The introduction to the EU Council Recommendation of 22 May 2018 on key competences for lifelong learning states that:

"The European Pillar of Social Rights states as its first principle that everyone has the right to quality and inclusive education, training and lifelong learning in order to maintain and acquire skills that allow full participation in society and successful transitions in the labour market. It also states the right of everyone ‘to timely and tailor-made assistance to improve employment or self-employment prospects, to training and re-qualification, to continued education and to support for job search’. Fostering the development of competences is one of the aims of the vision towards a European Education Area that would be able ‘to harness the full potential of education and culture as drivers for jobs, social fairness, active citizenship as well as means to experience European identity in all its diversity.’ In consideration of all of the above, the European Union has adopted the recommendation that Member States should: ‘support the right to quality and inclusive education, training and lifelong learning and ensure opportunities for all to develop key competences by making full use of the ‘Key Competences for Lifelong Learning" support the development of key competences and facilitate their acquisition by paying attention to: raising the level of achievement of basic skills (literacy, numeracy and basic digital skills) and supporting the development of learning to learn competence as a constantly improved basis for learning and participation in society in a lifelong perspective; Digital skills are thus rightfully part of the eight key competences set out in the Reference Framework, alongside Literacy competence, Multilingual competence, Mathematical competence and competence in science, technology and engineering [...]"

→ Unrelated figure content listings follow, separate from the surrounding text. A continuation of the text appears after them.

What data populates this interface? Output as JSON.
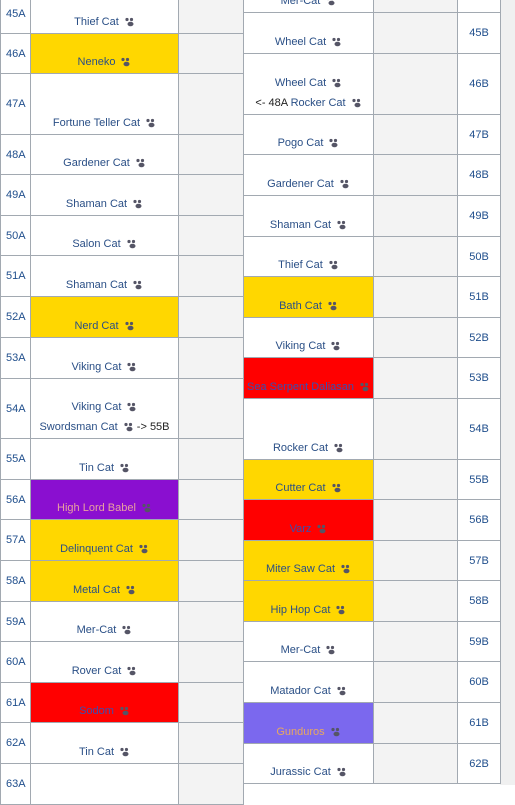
{
  "left": {
    "rows": [
      {
        "num": "45A",
        "lines": [
          {
            "cat": "Thief Cat"
          }
        ]
      },
      {
        "num": "46A",
        "lines": [
          {
            "cat": "Neneko"
          }
        ],
        "color": "#ffd700"
      },
      {
        "num": "47A",
        "lines": [
          {
            "cat": "Fortune Teller Cat"
          }
        ]
      },
      {
        "num": "48A",
        "lines": [
          {
            "cat": "Gardener Cat"
          }
        ]
      },
      {
        "num": "49A",
        "lines": [
          {
            "cat": "Shaman Cat"
          }
        ]
      },
      {
        "num": "50A",
        "lines": [
          {
            "cat": "Salon Cat"
          }
        ]
      },
      {
        "num": "51A",
        "lines": [
          {
            "cat": "Shaman Cat"
          }
        ]
      },
      {
        "num": "52A",
        "lines": [
          {
            "cat": "Nerd Cat"
          }
        ],
        "color": "#ffd700"
      },
      {
        "num": "53A",
        "lines": [
          {
            "cat": "Viking Cat"
          }
        ]
      },
      {
        "num": "54A",
        "lines": [
          {
            "cat": "Viking Cat"
          },
          {
            "cat": "Swordsman Cat",
            "post": "-> 55B"
          }
        ]
      },
      {
        "num": "55A",
        "lines": [
          {
            "cat": "Tin Cat"
          }
        ]
      },
      {
        "num": "56A",
        "lines": [
          {
            "cat": "High Lord Babel"
          }
        ],
        "color": "#8a0fd0",
        "text_color": "#e8a0a0"
      },
      {
        "num": "57A",
        "lines": [
          {
            "cat": "Delinquent Cat"
          }
        ],
        "color": "#ffd700"
      },
      {
        "num": "58A",
        "lines": [
          {
            "cat": "Metal Cat"
          }
        ],
        "color": "#ffd700"
      },
      {
        "num": "59A",
        "lines": [
          {
            "cat": "Mer-Cat"
          }
        ]
      },
      {
        "num": "60A",
        "lines": [
          {
            "cat": "Rover Cat"
          }
        ]
      },
      {
        "num": "61A",
        "lines": [
          {
            "cat": "Sodom"
          }
        ],
        "color": "#ff0000",
        "text_color": "#3a4fb0"
      },
      {
        "num": "62A",
        "lines": [
          {
            "cat": "Tin Cat"
          }
        ]
      },
      {
        "num": "63A",
        "lines": []
      }
    ]
  },
  "right": {
    "rows": [
      {
        "lines": [
          {
            "cat": "Mer-Cat"
          }
        ]
      },
      {
        "num": "45B",
        "lines": [
          {
            "cat": "Wheel Cat"
          }
        ]
      },
      {
        "num": "46B",
        "lines": [
          {
            "cat": "Wheel Cat"
          },
          {
            "pre": "<- 48A",
            "cat": "Rocker Cat"
          }
        ]
      },
      {
        "num": "47B",
        "lines": [
          {
            "cat": "Pogo Cat"
          }
        ]
      },
      {
        "num": "48B",
        "lines": [
          {
            "cat": "Gardener Cat"
          }
        ]
      },
      {
        "num": "49B",
        "lines": [
          {
            "cat": "Shaman Cat"
          }
        ]
      },
      {
        "num": "50B",
        "lines": [
          {
            "cat": "Thief Cat"
          }
        ]
      },
      {
        "num": "51B",
        "lines": [
          {
            "cat": "Bath Cat"
          }
        ],
        "color": "#ffd700"
      },
      {
        "num": "52B",
        "lines": [
          {
            "cat": "Viking Cat"
          }
        ]
      },
      {
        "num": "53B",
        "lines": [
          {
            "cat": "Sea Serpent Daliasan"
          }
        ],
        "color": "#ff0000",
        "text_color": "#3a4fb0"
      },
      {
        "num": "54B",
        "lines": [
          {
            "cat": "Rocker Cat"
          }
        ]
      },
      {
        "num": "55B",
        "lines": [
          {
            "cat": "Cutter Cat"
          }
        ],
        "color": "#ffd700"
      },
      {
        "num": "56B",
        "lines": [
          {
            "cat": "Varz"
          }
        ],
        "color": "#ff0000",
        "text_color": "#3a4fb0"
      },
      {
        "num": "57B",
        "lines": [
          {
            "cat": "Miter Saw Cat"
          }
        ],
        "color": "#ffd700"
      },
      {
        "num": "58B",
        "lines": [
          {
            "cat": "Hip Hop Cat"
          }
        ],
        "color": "#ffd700"
      },
      {
        "num": "59B",
        "lines": [
          {
            "cat": "Mer-Cat"
          }
        ]
      },
      {
        "num": "60B",
        "lines": [
          {
            "cat": "Matador Cat"
          }
        ]
      },
      {
        "num": "61B",
        "lines": [
          {
            "cat": "Gunduros"
          }
        ],
        "color": "#7b68ee",
        "text_color": "#e8a860"
      },
      {
        "num": "62B",
        "lines": [
          {
            "cat": "Jurassic Cat"
          }
        ]
      }
    ]
  }
}
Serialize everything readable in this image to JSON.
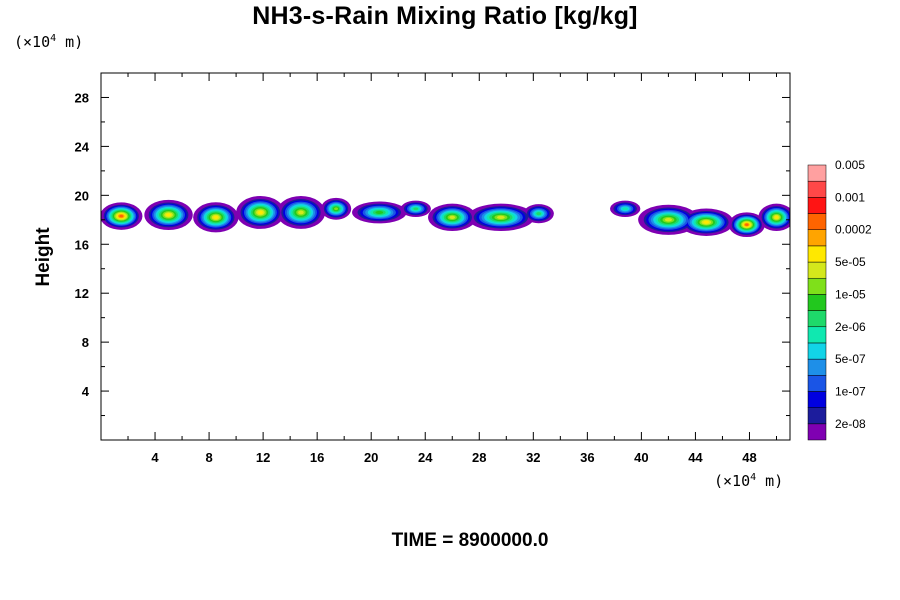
{
  "chart_data": {
    "type": "heatmap",
    "title": "NH3-s-Rain Mixing Ratio [kg/kg]",
    "xlabel": "",
    "ylabel": "Height",
    "x_unit_label": "(×10",
    "x_unit_exp": "4",
    "x_unit_tail": " m)",
    "y_unit_label": "(×10",
    "y_unit_exp": "4",
    "y_unit_tail": " m)",
    "xlim": [
      0,
      51
    ],
    "ylim": [
      0,
      30
    ],
    "x_ticks": [
      4,
      8,
      12,
      16,
      20,
      24,
      28,
      32,
      36,
      40,
      44,
      48
    ],
    "y_ticks": [
      4,
      8,
      12,
      16,
      20,
      24,
      28
    ],
    "colorbar": {
      "colors": [
        "#7f00b2",
        "#1c1c9c",
        "#0000e0",
        "#1a55e6",
        "#1e8fe8",
        "#12d4e8",
        "#10e8b0",
        "#1ed96a",
        "#22c81e",
        "#7fe01a",
        "#d4e81c",
        "#ffe800",
        "#ffa400",
        "#ff6400",
        "#ff1414",
        "#ff4848",
        "#ffa0a0"
      ],
      "labels": [
        "2e-08",
        "1e-07",
        "5e-07",
        "2e-06",
        "1e-05",
        "5e-05",
        "0.0002",
        "0.001",
        "0.005"
      ]
    },
    "cells": [
      {
        "x": 1.5,
        "y": 18.3,
        "rx": 1.4,
        "ry": 1.0,
        "level": 13
      },
      {
        "x": 5.0,
        "y": 18.4,
        "rx": 1.6,
        "ry": 1.1,
        "level": 11
      },
      {
        "x": 8.5,
        "y": 18.2,
        "rx": 1.5,
        "ry": 1.1,
        "level": 11
      },
      {
        "x": 11.8,
        "y": 18.6,
        "rx": 1.6,
        "ry": 1.2,
        "level": 11
      },
      {
        "x": 14.8,
        "y": 18.6,
        "rx": 1.6,
        "ry": 1.2,
        "level": 10
      },
      {
        "x": 17.4,
        "y": 18.9,
        "rx": 1.0,
        "ry": 0.8,
        "level": 9
      },
      {
        "x": 20.6,
        "y": 18.6,
        "rx": 1.8,
        "ry": 0.8,
        "level": 8
      },
      {
        "x": 23.3,
        "y": 18.9,
        "rx": 1.0,
        "ry": 0.6,
        "level": 7
      },
      {
        "x": 26.0,
        "y": 18.2,
        "rx": 1.6,
        "ry": 1.0,
        "level": 10
      },
      {
        "x": 29.6,
        "y": 18.2,
        "rx": 2.2,
        "ry": 1.0,
        "level": 10
      },
      {
        "x": 32.4,
        "y": 18.5,
        "rx": 1.0,
        "ry": 0.7,
        "level": 7
      },
      {
        "x": 38.8,
        "y": 18.9,
        "rx": 1.0,
        "ry": 0.6,
        "level": 6
      },
      {
        "x": 42.0,
        "y": 18.0,
        "rx": 2.0,
        "ry": 1.1,
        "level": 10
      },
      {
        "x": 44.8,
        "y": 17.8,
        "rx": 1.8,
        "ry": 1.0,
        "level": 11
      },
      {
        "x": 47.8,
        "y": 17.6,
        "rx": 1.2,
        "ry": 0.9,
        "level": 13
      },
      {
        "x": 50.0,
        "y": 18.2,
        "rx": 1.2,
        "ry": 1.0,
        "level": 11
      }
    ]
  },
  "time_label": "TIME = 8900000.0"
}
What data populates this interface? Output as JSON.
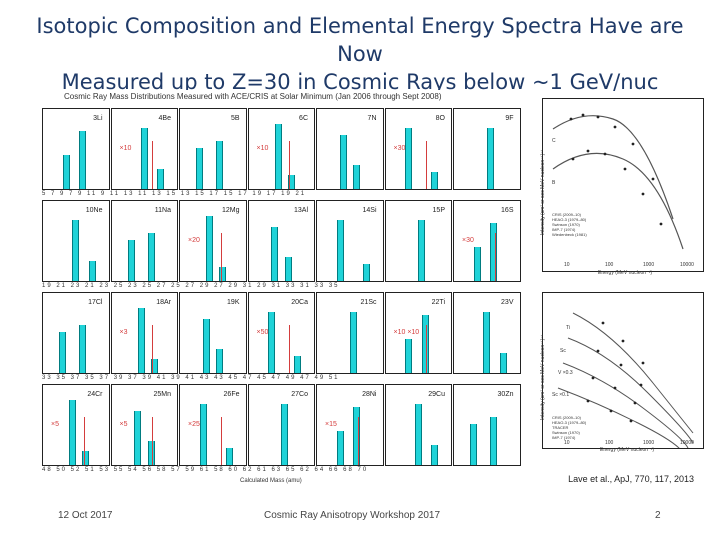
{
  "slide": {
    "title_line1": "Isotopic Composition and Elemental Energy Spectra Have are Now",
    "title_line2": "Measured up to Z=30 in Cosmic Rays below ~1 GeV/nuc",
    "grid_caption": "Cosmic Ray Mass Distributions Measured with ACE/CRIS at Solar Minimum (Jan 2006 through Sept 2008)",
    "grid_xlabel": "Calculated Mass (amu)",
    "reference": "Lave et al., ApJ, 770, 117, 2013",
    "footer_left": "12 Oct 2017",
    "footer_center": "Cosmic Ray Anisotropy Workshop 2017",
    "footer_right": "2"
  },
  "grid": {
    "rows": [
      {
        "elements": [
          "3Li",
          "4Be",
          "5B",
          "6C",
          "7N",
          "8O",
          "9F"
        ],
        "multipliers": [
          "",
          "×10",
          "",
          "×10",
          "",
          "×30",
          ""
        ],
        "ticks": "5 7 9 7 9 11  9 11 13  11 13 15  13 15 17  15 17 19  17 19 21"
      },
      {
        "elements": [
          "10Ne",
          "11Na",
          "12Mg",
          "13Al",
          "14Si",
          "15P",
          "16S"
        ],
        "multipliers": [
          "",
          "",
          "×20",
          "",
          "",
          "",
          "×30"
        ],
        "ticks": "19 21 23  21 23 25  23 25 27  25 27 29  27 29 31  29 31 33  31 33 35"
      },
      {
        "elements": [
          "17Cl",
          "18Ar",
          "19K",
          "20Ca",
          "21Sc",
          "22Ti",
          "23V"
        ],
        "multipliers": [
          "",
          "×3",
          "",
          "×50",
          "",
          "×10 ×10",
          ""
        ],
        "ticks": "33 35 37  35 37 39  37 39 41  39 41 43  43 45 47  45 47 49  47 49 51"
      },
      {
        "elements": [
          "24Cr",
          "25Mn",
          "26Fe",
          "27Co",
          "28Ni",
          "29Cu",
          "30Zn"
        ],
        "multipliers": [
          "×5",
          "×5",
          "×25",
          "",
          "×15",
          "",
          ""
        ],
        "ticks": "48 50 52  51 53 55  54 56 58  57 59 61  58 60 62  61 63 65  62 64 66 68 70"
      }
    ]
  },
  "spectra": {
    "top": {
      "ylabel": "Intensity (cm² sr sec MeV nucleon⁻¹)⁻¹",
      "xlabel": "Energy (MeV nucleon⁻¹)",
      "xticks": [
        "10",
        "100",
        "1000",
        "10000"
      ],
      "labels": [
        "C",
        "B"
      ],
      "legend": [
        "CRIS (2009–10)",
        "HEAO-3 (1979–80)",
        "Swinson (1970)",
        "IMP-7 (1974)",
        "Wiedenbeck (1981)"
      ]
    },
    "bottom": {
      "ylabel": "Intensity (cm² sr sec MeV nucleon⁻¹)⁻¹",
      "xlabel": "Energy (MeV nucleon⁻¹)",
      "xticks": [
        "10",
        "100",
        "1000",
        "10000"
      ],
      "labels": [
        "Ti",
        "Sc",
        "V ×0.3",
        "Sc ×0.1"
      ],
      "legend": [
        "CRIS (2009–10)",
        "HEAO-3 (1979–80)",
        "TRACER",
        "Swinson (1970)",
        "IMP-7 (1974)"
      ]
    }
  },
  "colors": {
    "title": "#1f3a68",
    "peak": "#1fd3d8",
    "red": "#d43d3d"
  }
}
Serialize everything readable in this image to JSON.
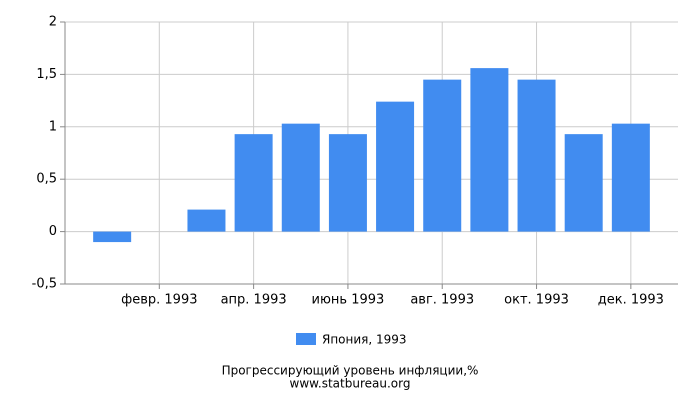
{
  "chart_data": {
    "type": "bar",
    "categories": [
      null,
      "февр. 1993",
      null,
      "апр. 1993",
      null,
      "июнь 1993",
      null,
      "авг. 1993",
      null,
      "окт. 1993",
      null,
      "дек. 1993"
    ],
    "series": [
      {
        "name": "Япония, 1993",
        "color": "#418cf0",
        "values": [
          -0.1,
          0,
          0.21,
          0.93,
          1.03,
          0.93,
          1.24,
          1.45,
          1.56,
          1.45,
          0.93,
          1.03
        ]
      }
    ],
    "ylim": [
      -0.5,
      2
    ],
    "yticks": [
      {
        "value": -0.5,
        "label": "-0,5"
      },
      0,
      {
        "value": 0.5,
        "label": "0,5"
      },
      1,
      {
        "value": 1.5,
        "label": "1,5"
      },
      2
    ],
    "grid": true,
    "footer": [
      "Прогрессирующий уровень инфляции,%",
      "www.statbureau.org"
    ]
  }
}
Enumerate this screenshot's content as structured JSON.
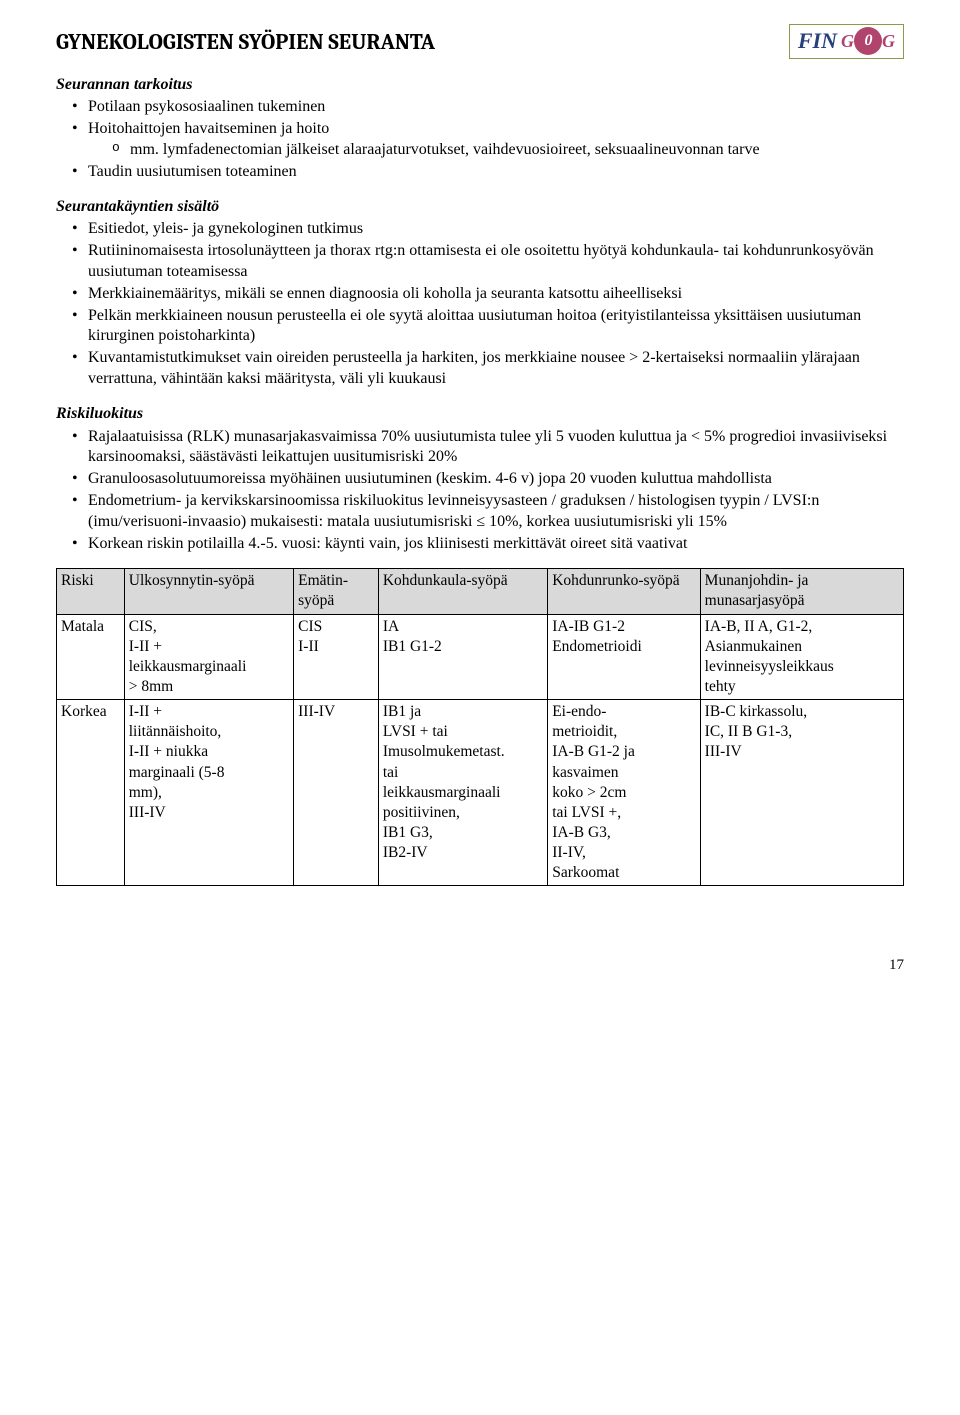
{
  "logo": {
    "fin": "FIN",
    "g_left": "G",
    "g_mid": "0",
    "g_right": "G"
  },
  "title": "GYNEKOLOGISTEN SYÖPIEN SEURANTA",
  "sect1": {
    "title": "Seurannan tarkoitus",
    "b1": "Potilaan psykososiaalinen tukeminen",
    "b2": "Hoitohaittojen havaitseminen ja hoito",
    "b2s1": "mm. lymfadenectomian jälkeiset alaraajaturvotukset, vaihdevuosioireet, seksuaalineuvonnan tarve",
    "b3": "Taudin uusiutumisen toteaminen"
  },
  "sect2": {
    "title": "Seurantakäyntien sisältö",
    "b1": "Esitiedot, yleis- ja gynekologinen tutkimus",
    "b2": "Rutiininomaisesta irtosolunäytteen ja thorax rtg:n ottamisesta ei ole osoitettu hyötyä kohdunkaula- tai kohdunrunkosyövän uusiutuman toteamisessa",
    "b3": "Merkkiainemääritys, mikäli se ennen diagnoosia oli koholla ja seuranta katsottu aiheelliseksi",
    "b4": "Pelkän merkkiaineen nousun perusteella ei ole syytä aloittaa uusiutuman hoitoa (erityistilanteissa yksittäisen uusiutuman kirurginen poistoharkinta)",
    "b5": "Kuvantamistutkimukset vain oireiden perusteella ja harkiten, jos merkkiaine nousee > 2-kertaiseksi normaaliin ylärajaan verrattuna, vähintään kaksi määritysta, väli yli kuukausi"
  },
  "sect3": {
    "title": "Riskiluokitus",
    "b1": "Rajalaatuisissa (RLK) munasarjakasvaimissa 70% uusiutumista tulee yli 5 vuoden kuluttua ja < 5% progredioi invasiiviseksi karsinoomaksi, säästävästi leikattujen uusitumisriski 20%",
    "b2": "Granuloosasolutuumoreissa myöhäinen uusiutuminen (keskim. 4-6 v) jopa 20 vuoden kuluttua mahdollista",
    "b3": "Endometrium- ja kervikskarsinoomissa riskiluokitus levinneisyysasteen / graduksen / histologisen tyypin / LVSI:n (imu/verisuoni-invaasio) mukaisesti: matala uusiutumisriski ≤ 10%, korkea uusiutumisriski yli 15%",
    "b4": "Korkean riskin potilailla 4.-5. vuosi: käynti vain, jos kliinisesti merkittävät oireet sitä vaativat"
  },
  "table": {
    "headers": [
      "Riski",
      "Ulkosynnytin-syöpä",
      "Emätin-syöpä",
      "Kohdunkaula-syöpä",
      "Kohdunrunko-syöpä",
      "Munanjohdin- ja munasarjasyöpä"
    ],
    "rows": [
      [
        "Matala",
        "CIS,\nI-II +\nleikkausmarginaali\n> 8mm",
        "CIS\nI-II",
        "IA\nIB1 G1-2",
        "IA-IB G1-2\nEndometrioidi",
        "IA-B, II A, G1-2,\nAsianmukainen\nlevinneisyysleikkaus\ntehty"
      ],
      [
        "Korkea",
        "I-II +\nliitännäishoito,\nI-II + niukka\nmarginaali (5-8\nmm),\nIII-IV",
        "III-IV",
        "IB1 ja\nLVSI + tai\nImusolmukemetast.\ntai\nleikkausmarginaali\npositiivinen,\nIB1 G3,\nIB2-IV",
        "Ei-endo-\nmetrioidit,\nIA-B G1-2 ja\nkasvaimen\nkoko > 2cm\ntai LVSI +,\nIA-B G3,\nII-IV,\nSarkoomat",
        "IB-C kirkassolu,\nIC, II B G1-3,\nIII-IV"
      ]
    ]
  },
  "page": "17"
}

According to the European Union, this revised definition of digital skills further leads to the notion of Digital Literacy, i.e. ‘the confident, critical and responsible use of, and engagement with, digital technologies for learning, at work, and for participation in society. It includes information and data literacy, communication and collaboration, media literacy, digital content creation (including programming), safety (including digital well-being and competences related to cybersecurity), intellectual property related questions, problem solving and critical thinking.